CRC 1182 Talk – Dr. Mike Taylor (University of Auckland) – 23.08.2018
Invited guest speaker at the Biology Center of the Christian-Albrechts-University Kiel
Thursday, August 23rd 2018, 16:15
ZMB
Conference room 4th floor
Am Botanischen Garten 11
As guest of the CRC 1182
Dr. Mike Taylor
(University of Auckland, New Zealand)
Talks about:
“The airway microbiota in health and disease”
Abstract:
The airway microbiota is an under-explored microbial community relevant to both health and disease. While a microbial role is likely in many airway diseases, the exact nature of the host-microbe interaction often remains unclear. I will present two lines of recent research from my lab: (1) the microbiome in adults with chronic sinus disease, and (2) the paediatric lung microbiota in non-cystic fibrosis bronchiectasis. Chronic rhinosinusitis (CRS) is a common, debilitating condition characterised by long-term inflammation of the nasal cavity and paranasal sinuses. It affects ~5% of adults and annual treatment costs associated with CRS exceed US$8.6 billion in the USA alone. Our data suggest that, rather than a simple one pathogen, one disease model, CRS may be associated with a breakdown, or dysbiosis, of the entire microbial community.
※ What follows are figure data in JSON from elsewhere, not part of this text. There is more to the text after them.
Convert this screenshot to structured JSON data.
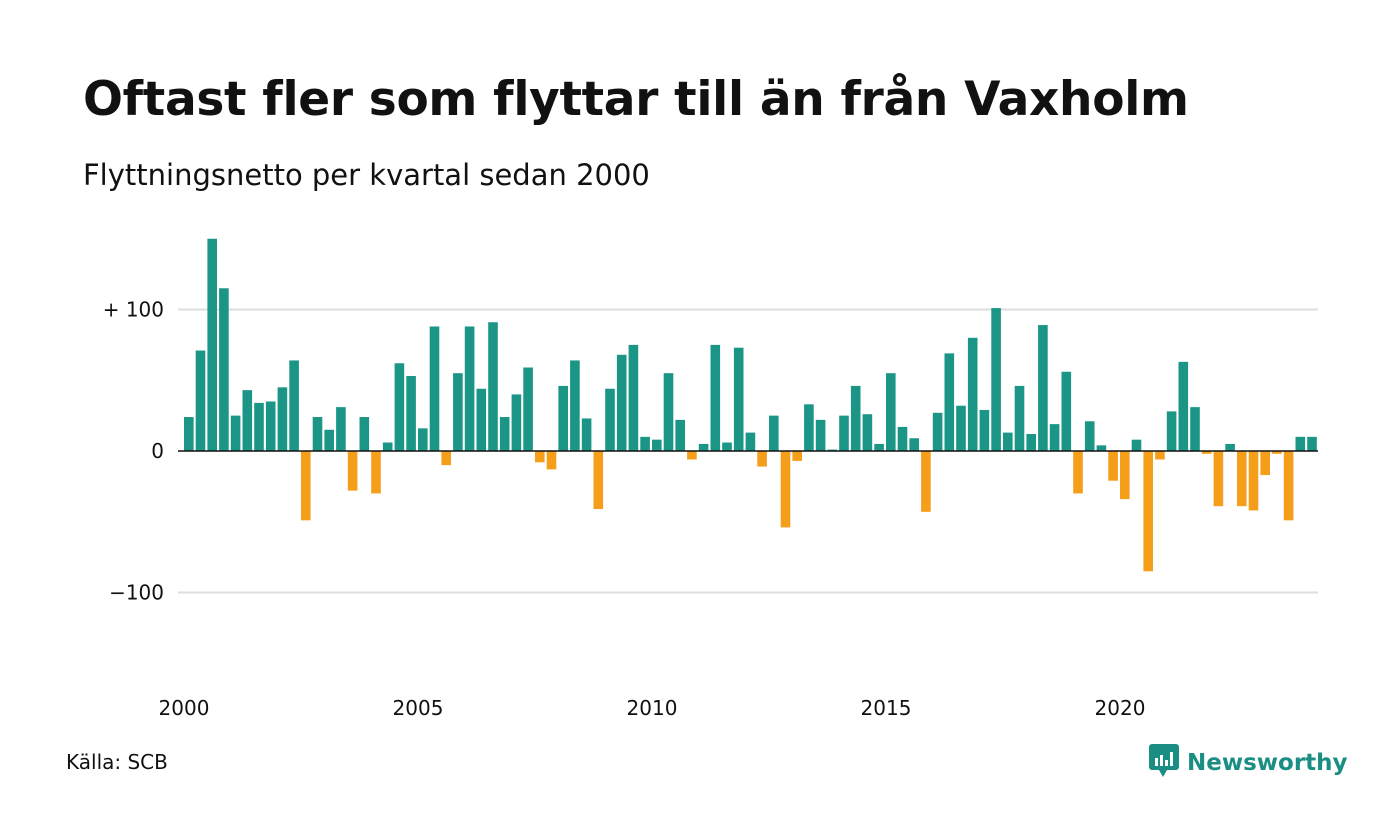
{
  "title": "Oftast fler som flyttar till än från Vaxholm",
  "subtitle": "Flyttningsnetto per kvartal sedan 2000",
  "source": "Källa: SCB",
  "brand": {
    "name": "Newsworthy",
    "icon": "newsworthy-logo-icon"
  },
  "colors": {
    "positive": "#1b9585",
    "negative": "#f59e1a",
    "grid": "#dddddd",
    "zero_line": "#111111",
    "brand": "#1b8e84"
  },
  "chart_data": {
    "type": "bar",
    "title": "Oftast fler som flyttar till än från Vaxholm",
    "subtitle": "Flyttningsnetto per kvartal sedan 2000",
    "x_start": "2000",
    "x_step": "kvartal",
    "x_ticks": [
      "2000",
      "2005",
      "2010",
      "2015",
      "2020"
    ],
    "y_ticks": [
      100,
      0,
      -100
    ],
    "y_tick_labels": [
      "+ 100",
      "0",
      "−100"
    ],
    "ylim": [
      -165,
      165
    ],
    "grid": true,
    "legend": "none",
    "values": [
      24,
      71,
      150,
      115,
      25,
      43,
      34,
      35,
      45,
      64,
      -49,
      24,
      15,
      31,
      -28,
      24,
      -30,
      6,
      62,
      53,
      16,
      88,
      -10,
      55,
      88,
      44,
      91,
      24,
      40,
      59,
      -8,
      -13,
      46,
      64,
      23,
      -41,
      44,
      68,
      75,
      10,
      8,
      55,
      22,
      -6,
      5,
      75,
      6,
      73,
      13,
      -11,
      25,
      -54,
      -7,
      33,
      22,
      1,
      25,
      46,
      26,
      5,
      55,
      17,
      9,
      -43,
      27,
      69,
      32,
      80,
      29,
      101,
      13,
      46,
      12,
      89,
      19,
      56,
      -30,
      21,
      4,
      -21,
      -34,
      8,
      -85,
      -6,
      28,
      63,
      31,
      -2,
      -39,
      5,
      -39,
      -42,
      -17,
      -2,
      -49,
      10,
      10
    ]
  }
}
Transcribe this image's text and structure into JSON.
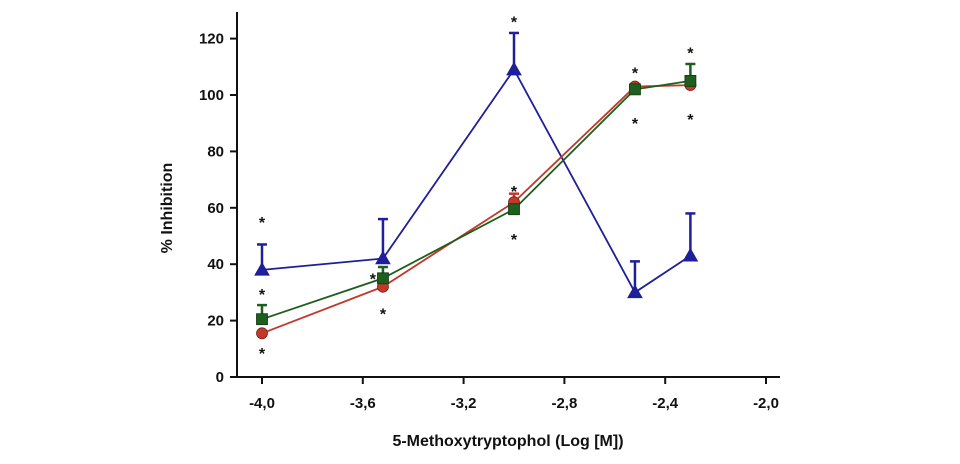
{
  "chart_data": {
    "type": "line",
    "xlabel": "5-Methoxytryptophol  (Log [M])",
    "ylabel": "% Inhibition",
    "xlim": [
      -4.0,
      -2.0
    ],
    "ylim": [
      0,
      130
    ],
    "x_ticks": [
      -4.0,
      -3.6,
      -3.2,
      -2.8,
      -2.4,
      -2.0
    ],
    "x_tick_labels": [
      "-4,0",
      "-3,6",
      "-3,2",
      "-2,8",
      "-2,4",
      "-2,0"
    ],
    "y_ticks": [
      0,
      20,
      40,
      60,
      80,
      100,
      120
    ],
    "y_tick_labels": [
      "0",
      "20",
      "40",
      "60",
      "80",
      "100",
      "120"
    ],
    "grid": false,
    "series": [
      {
        "marker": "triangle",
        "color": "#1f1f9a",
        "x": [
          -4.0,
          -3.52,
          -3.0,
          -2.52,
          -2.3
        ],
        "y": [
          38,
          42,
          109,
          30,
          43
        ],
        "error": [
          9,
          14,
          13,
          11,
          15
        ]
      },
      {
        "marker": "circle",
        "color": "#c0392b",
        "x": [
          -4.0,
          -3.52,
          -3.0,
          -2.52,
          -2.3
        ],
        "y": [
          15.5,
          32,
          62,
          103,
          103.5
        ],
        "error": [
          0,
          0,
          3,
          0,
          0
        ]
      },
      {
        "marker": "square",
        "color": "#1e5e1e",
        "x": [
          -4.0,
          -3.52,
          -3.0,
          -2.52,
          -2.3
        ],
        "y": [
          20.5,
          35,
          59.5,
          102,
          105
        ],
        "error": [
          5,
          4,
          0,
          0,
          6
        ]
      }
    ],
    "significance_marks": [
      {
        "x": -4.0,
        "y": 55,
        "text": "*"
      },
      {
        "x": -4.0,
        "y": 29.5,
        "text": "*"
      },
      {
        "x": -4.0,
        "y": 8.5,
        "text": "*"
      },
      {
        "x": -3.56,
        "y": 35,
        "text": "*"
      },
      {
        "x": -3.52,
        "y": 22.5,
        "text": "*"
      },
      {
        "x": -3.0,
        "y": 126,
        "text": "*"
      },
      {
        "x": -3.0,
        "y": 66,
        "text": "*"
      },
      {
        "x": -3.0,
        "y": 49,
        "text": "*"
      },
      {
        "x": -2.52,
        "y": 108,
        "text": "*"
      },
      {
        "x": -2.52,
        "y": 90,
        "text": "*"
      },
      {
        "x": -2.3,
        "y": 115,
        "text": "*"
      },
      {
        "x": -2.3,
        "y": 91.5,
        "text": "*"
      }
    ]
  }
}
Such a shift in microbiota composition may in turn drive an exacerbated and ongoing inflammatory response. By contrast, the diversity of the lung microbiota in children with non-CF bronchiectasis appears to be largely retained, at least at the point of disease diagnosis. I will present results derived from 16S rRNA gene amplicon sequencing, immunological assays and ecological network analyses, and will discuss potential clinical implications of our findings.